Methods: Genomic deoxyribonucleic acid from 192 European American patients stabilized on warfarin therapy was resequenced across 60 kilobases of the CYP2C9 genomic region, including all exons, dense sampling of introns, approximately 10 kilobases of the 5'-flanking region, and approximately 1.7 kilobases of the 3'-untranslated region.
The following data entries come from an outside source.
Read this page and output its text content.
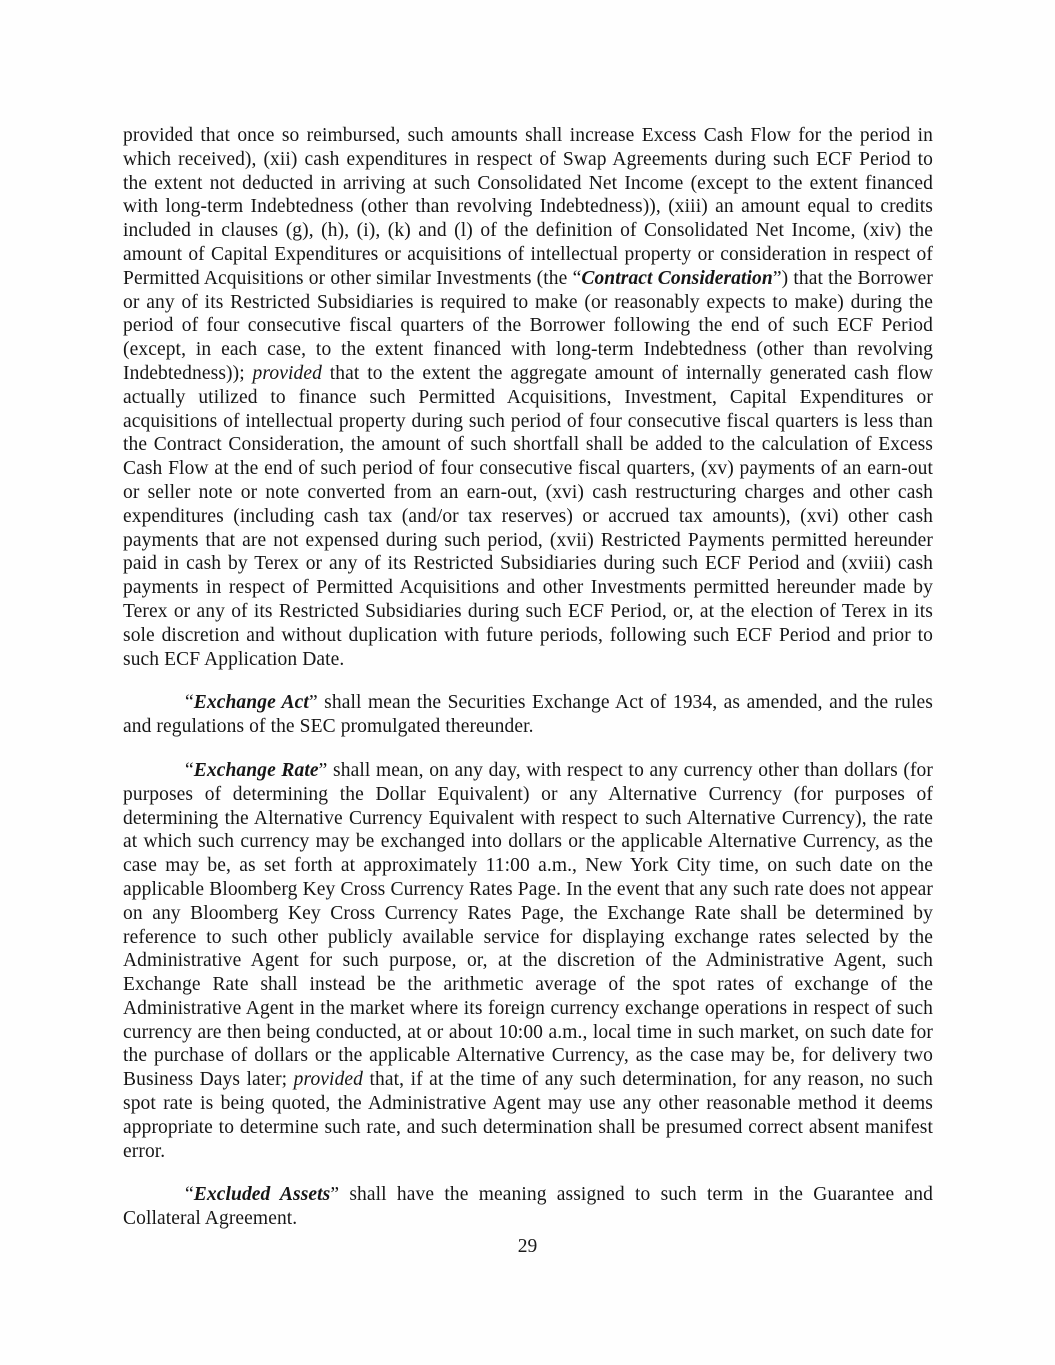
provided that once so reimbursed, such amounts shall increase Excess Cash Flow for the period in which received), (xii) cash expenditures in respect of Swap Agreements during such ECF Period to the extent not deducted in arriving at such Consolidated Net Income (except to the extent financed with long-term Indebtedness (other than revolving Indebtedness)), (xiii) an amount equal to credits included in clauses (g), (h), (i), (k) and (l) of the definition of Consolidated Net Income, (xiv) the amount of Capital Expenditures or acquisitions of intellectual property or consideration in respect of Permitted Acquisitions or other similar Investments (the “Contract Consideration”) that the Borrower or any of its Restricted Subsidiaries is required to make (or reasonably expects to make) during the period of four consecutive fiscal quarters of the Borrower following the end of such ECF Period (except, in each case, to the extent financed with long-term Indebtedness (other than revolving Indebtedness)); provided that to the extent the aggregate amount of internally generated cash flow actually utilized to finance such Permitted Acquisitions, Investment, Capital Expenditures or acquisitions of intellectual property during such period of four consecutive fiscal quarters is less than the Contract Consideration, the amount of such shortfall shall be added to the calculation of Excess Cash Flow at the end of such period of four consecutive fiscal quarters, (xv) payments of an earn-out or seller note or note converted from an earn-out, (xvi) cash restructuring charges and other cash expenditures (including cash tax (and/or tax reserves) or accrued tax amounts), (xvi) other cash payments that are not expensed during such period, (xvii) Restricted Payments permitted hereunder paid in cash by Terex or any of its Restricted Subsidiaries during such ECF Period and (xviii) cash payments in respect of Permitted Acquisitions and other Investments permitted hereunder made by Terex or any of its Restricted Subsidiaries during such ECF Period, or, at the election of Terex in its sole discretion and without duplication with future periods, following such ECF Period and prior to such ECF Application Date.

“Exchange Act” shall mean the Securities Exchange Act of 1934, as amended, and the rules and regulations of the SEC promulgated thereunder.

“Exchange Rate” shall mean, on any day, with respect to any currency other than dollars (for purposes of determining the Dollar Equivalent) or any Alternative Currency (for purposes of determining the Alternative Currency Equivalent with respect to such Alternative Currency), the rate at which such currency may be exchanged into dollars or the applicable Alternative Currency, as the case may be, as set forth at approximately 11:00 a.m., New York City time, on such date on the applicable Bloomberg Key Cross Currency Rates Page. In the event that any such rate does not appear on any Bloomberg Key Cross Currency Rates Page, the Exchange Rate shall be determined by reference to such other publicly available service for displaying exchange rates selected by the Administrative Agent for such purpose, or, at the discretion of the Administrative Agent, such Exchange Rate shall instead be the arithmetic average of the spot rates of exchange of the Administrative Agent in the market where its foreign currency exchange operations in respect of such currency are then being conducted, at or about 10:00 a.m., local time in such market, on such date for the purchase of dollars or the applicable Alternative Currency, as the case may be, for delivery two Business Days later; provided that, if at the time of any such determination, for any reason, no such spot rate is being quoted, the Administrative Agent may use any other reasonable method it deems appropriate to determine such rate, and such determination shall be presumed correct absent manifest error.

“Excluded Assets” shall have the meaning assigned to such term in the Guarantee and Collateral Agreement.

29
Results: A total of 132 single nucleotide polymorphisms (SNPs) were detected, of which 47 were present in the 5'-flanking promoter region, 11 in the exonic coding region, and 74 in the intron regions. Nine nonsynonymous SNPs in the coding region consisted of CYP2C9*2 , *3 , *9 , *11 , and *12 ; R125H; and 3 new structural variants. Sixty SNPs were present at a minor allele frequency of greater than 5%, and from this subpopulation, 23 haplotypes were inferred. Clustering analysis identified 6 major groups of related haplotypes that were further designated 1A, 1B, 1C, 1D, 2, or 3. The *2 and *3 SNPs appeared exclusively in groups 2 and 3, and these groups combined were associated with significantly reduced warfarin maintenance doses, longer time to stable dosing, and increased risk of bleeding. In contrast, combinations of haplotypes 1A, 1B, 1C, and 1D were not associated with differences in any of these outcomes.
Conclusion: These data establish a whole-gene, high-resolution haplotype structure for CYP2C9 in a European American patient population and suggest that genetic variation in exons, rather than the promoter or other regulatory regions, is largely responsible for warfarin sensitivity associated with CYP2C9 variants in this population.